Are @ayzhao 's and @efriedma 's comments addressed?

sushgokh added a comment.EditedMay 23 2023, 10:07 PM

@ayzhao issue addressed.
@efriedma's issue needs to addressed separately in other pass(if need be) but I don't think this issue will result in performance regression.

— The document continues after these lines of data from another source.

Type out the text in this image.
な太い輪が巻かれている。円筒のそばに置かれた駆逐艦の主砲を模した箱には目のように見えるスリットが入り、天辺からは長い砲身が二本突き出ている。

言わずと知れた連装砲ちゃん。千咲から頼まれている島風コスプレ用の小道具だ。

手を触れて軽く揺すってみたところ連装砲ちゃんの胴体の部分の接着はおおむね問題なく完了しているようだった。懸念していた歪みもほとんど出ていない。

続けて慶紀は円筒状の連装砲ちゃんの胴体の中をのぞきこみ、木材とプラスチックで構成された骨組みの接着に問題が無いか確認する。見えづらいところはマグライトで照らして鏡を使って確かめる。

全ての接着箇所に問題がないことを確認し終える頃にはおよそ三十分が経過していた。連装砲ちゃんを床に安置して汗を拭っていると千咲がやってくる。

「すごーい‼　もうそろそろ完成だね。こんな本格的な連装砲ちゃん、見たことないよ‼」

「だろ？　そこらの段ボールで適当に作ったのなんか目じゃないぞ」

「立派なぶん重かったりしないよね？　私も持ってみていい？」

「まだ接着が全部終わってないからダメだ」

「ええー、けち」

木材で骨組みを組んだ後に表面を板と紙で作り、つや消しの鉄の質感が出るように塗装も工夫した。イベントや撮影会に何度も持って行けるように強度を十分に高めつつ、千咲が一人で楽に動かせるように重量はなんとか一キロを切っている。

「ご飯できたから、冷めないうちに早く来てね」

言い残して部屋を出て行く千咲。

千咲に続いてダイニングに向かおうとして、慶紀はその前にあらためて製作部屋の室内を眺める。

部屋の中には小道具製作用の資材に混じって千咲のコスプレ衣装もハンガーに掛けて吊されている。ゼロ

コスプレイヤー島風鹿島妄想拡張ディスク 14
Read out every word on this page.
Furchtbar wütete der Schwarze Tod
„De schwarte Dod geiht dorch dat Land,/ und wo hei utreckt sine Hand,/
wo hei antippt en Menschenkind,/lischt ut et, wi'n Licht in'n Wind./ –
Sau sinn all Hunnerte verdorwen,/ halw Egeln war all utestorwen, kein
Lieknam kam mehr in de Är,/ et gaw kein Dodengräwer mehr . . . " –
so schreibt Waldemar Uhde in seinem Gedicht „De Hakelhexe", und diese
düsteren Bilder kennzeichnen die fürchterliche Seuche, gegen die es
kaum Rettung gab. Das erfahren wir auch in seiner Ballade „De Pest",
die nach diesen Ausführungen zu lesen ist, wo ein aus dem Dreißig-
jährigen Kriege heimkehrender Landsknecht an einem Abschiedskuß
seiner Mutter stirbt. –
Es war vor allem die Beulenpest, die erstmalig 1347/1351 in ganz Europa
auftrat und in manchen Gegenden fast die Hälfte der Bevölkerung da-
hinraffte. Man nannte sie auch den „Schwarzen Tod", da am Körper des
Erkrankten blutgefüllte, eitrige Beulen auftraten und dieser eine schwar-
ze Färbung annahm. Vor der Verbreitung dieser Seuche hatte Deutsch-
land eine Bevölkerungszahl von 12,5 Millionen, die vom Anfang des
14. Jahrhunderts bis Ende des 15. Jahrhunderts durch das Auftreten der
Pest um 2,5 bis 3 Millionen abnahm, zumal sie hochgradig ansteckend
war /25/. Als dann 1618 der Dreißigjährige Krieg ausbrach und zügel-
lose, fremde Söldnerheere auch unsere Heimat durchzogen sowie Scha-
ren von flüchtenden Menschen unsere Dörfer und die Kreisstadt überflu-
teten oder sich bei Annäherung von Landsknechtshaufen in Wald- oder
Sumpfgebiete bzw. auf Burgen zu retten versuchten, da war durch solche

nickdesaulniers accepted this revision.May 24 2023, 11:37 AM
This revision is now accepted and ready to land.May 24 2023, 11:37 AM
nickdesaulniers requested changes to this revision.May 24 2023, 11:38 AM
nickdesaulniers added inline comments.
llvm/test/CodeGen/AArch64/dont-shrink-wrap-stack-mayloadorstore.s
1 ↗(On Diff #522416)

There's a presubmit failure that this newly added test is missing a RUN line.

This revision now requires changes to proceed.May 24 2023, 11:38 AM
This revision was not accepted when it landed; it landed in state Needs Revision.May 25 2023, 1:27 AM
This revision was landed with ongoing or failed builds.
This revision was automatically updated to reflect the committed changes.
sushgokh marked an inline comment as done.EditedMay 25 2023, 1:30 AM

I submitted the patch without checking that the patch needs revision. I got confused by back to back accept followed by revision request. Apology.

But I have removed the file accidently added

llvm/test/CodeGen/AArch64/dont-shrink-wrap-stack-mayloadorstore.s
1 ↗(On Diff #522416)

I had added that by mistake(git add -A). Apologies.